The information appearing under the heading Item 5. Interest in Securities of the Issuer,
which appears in the Filings, is hereby amended as follows:
(a) (b) Pursuant to the Act and regulations thereunder, the Reporting Persons may be
deemed as a group to have beneficial ownership of 294,728 shares of the Class B Common, the
aggregate number of shares of Class B Common that are held by the Partnership, which amount
represents approximately 18.4% of the Class B Common outstanding on December 31, 2009.

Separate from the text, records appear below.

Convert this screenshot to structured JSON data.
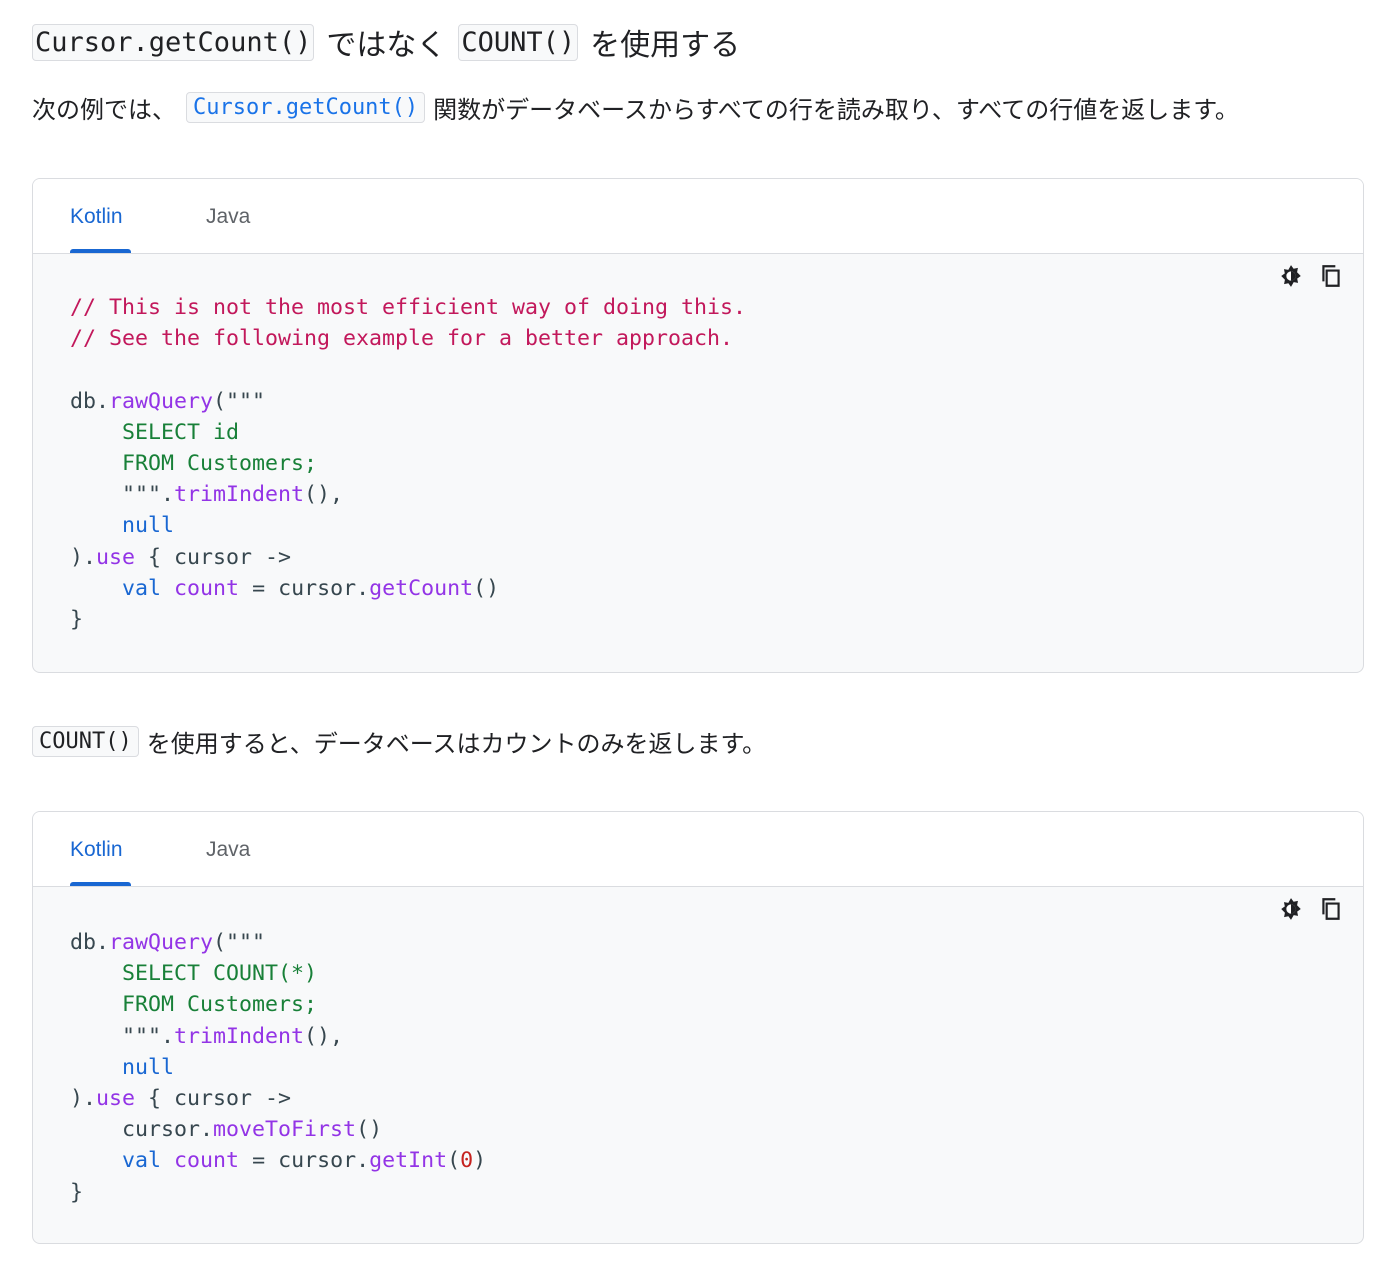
{
  "section1": {
    "heading_code_a": "Cursor.getCount()",
    "heading_text_a": "ではなく",
    "heading_code_b": "COUNT()",
    "heading_text_b": "を使用する",
    "para_prefix": "次の例では、",
    "para_code": "Cursor.getCount()",
    "para_suffix": "関数がデータベースからすべての行を読み取り、すべての行値を返します。"
  },
  "code_block_1": {
    "tabs": [
      "Kotlin",
      "Java"
    ],
    "active_tab": "Kotlin",
    "lines": {
      "comment1": "// This is not the most efficient way of doing this.",
      "comment2": "// See the following example for a better approach.",
      "db": "db",
      "dot": ".",
      "rawQuery": "rawQuery",
      "open_str": "(\"\"\"",
      "select": "    SELECT id",
      "from": "    FROM Customers;",
      "close_str": "    \"\"\"",
      "trimIndent": "trimIndent",
      "trim_tail": "(),",
      "null_indent": "    ",
      "null": "null",
      "close_paren": ")",
      "use": "use",
      "lambda": " { cursor ->",
      "indent": "    ",
      "val": "val",
      "count": "count",
      "assign": " = cursor",
      "getCount": "getCount",
      "call": "()",
      "brace": "}"
    }
  },
  "section2": {
    "para_code": "COUNT()",
    "para_text": "を使用すると、データベースはカウントのみを返します。"
  },
  "code_block_2": {
    "tabs": [
      "Kotlin",
      "Java"
    ],
    "active_tab": "Kotlin",
    "lines": {
      "db": "db",
      "dot": ".",
      "rawQuery": "rawQuery",
      "open_str": "(\"\"\"",
      "select": "    SELECT COUNT(*)",
      "from": "    FROM Customers;",
      "close_str": "    \"\"\"",
      "trimIndent": "trimIndent",
      "trim_tail": "(),",
      "null_indent": "    ",
      "null": "null",
      "close_paren": ")",
      "use": "use",
      "lambda": " { cursor ->",
      "indent": "    ",
      "cursor": "cursor",
      "moveToFirst": "moveToFirst",
      "call": "()",
      "val": "val",
      "count": "count",
      "assign": " = cursor",
      "getInt": "getInt",
      "open": "(",
      "zero": "0",
      "close": ")",
      "brace": "}"
    }
  },
  "icons": {
    "theme_toggle": "brightness-icon",
    "copy": "copy-icon"
  },
  "colors": {
    "link": "#1967d2",
    "comment": "#c2185b",
    "function": "#9334e6",
    "string": "#188038",
    "keyword": "#1967d2",
    "number": "#c5221f"
  }
}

The fourth paragraph under the heading Item 5. Interest in Securities of the Issuer, which
appears in the Filings reporting the beneficial ownership of Class B Common by Alfred M. Rankin,
Jr., is hereby deleted and replaced in its entirety by the following:
Alfred M. Rankin, Jr. Mr. Rankin (a) as trustee and beneficiary of certain trusts, shares the
power to vote the 294,728 shares of Class B Common held by the Partnership with the other General
Partners, (b) as trustee and beneficiary of certain trusts, shares the power to dispose of the
294,728 shares of Class B Common held by the Partnership with the other General Partners and other
Limited Partners, (c) as trustee and beneficiary of certain trusts, shares the power to vote the
472,371 shares of Class B Common held by Rankin I, L.P., a Delaware limited partnership (Rankin
I), with the other general partners of Rankin I, (d) as trustee and beneficiary of certain trusts,
shares the power to dispose of the 472,371 shares of Class B Common held by Rankin I with the other
general partners and other limited partners of Rankin I, and (e) as trustee and beneficiary of
certain trusts, has the sole power to vote and to dispose of 63,052 shares of Class B Common.
Together, the 830,151 shares of Class B Common beneficially owned by Alfred M. Rankin, Jr.,
constitute approximately 51.9% of the Class B Common outstanding on December 31, 2009.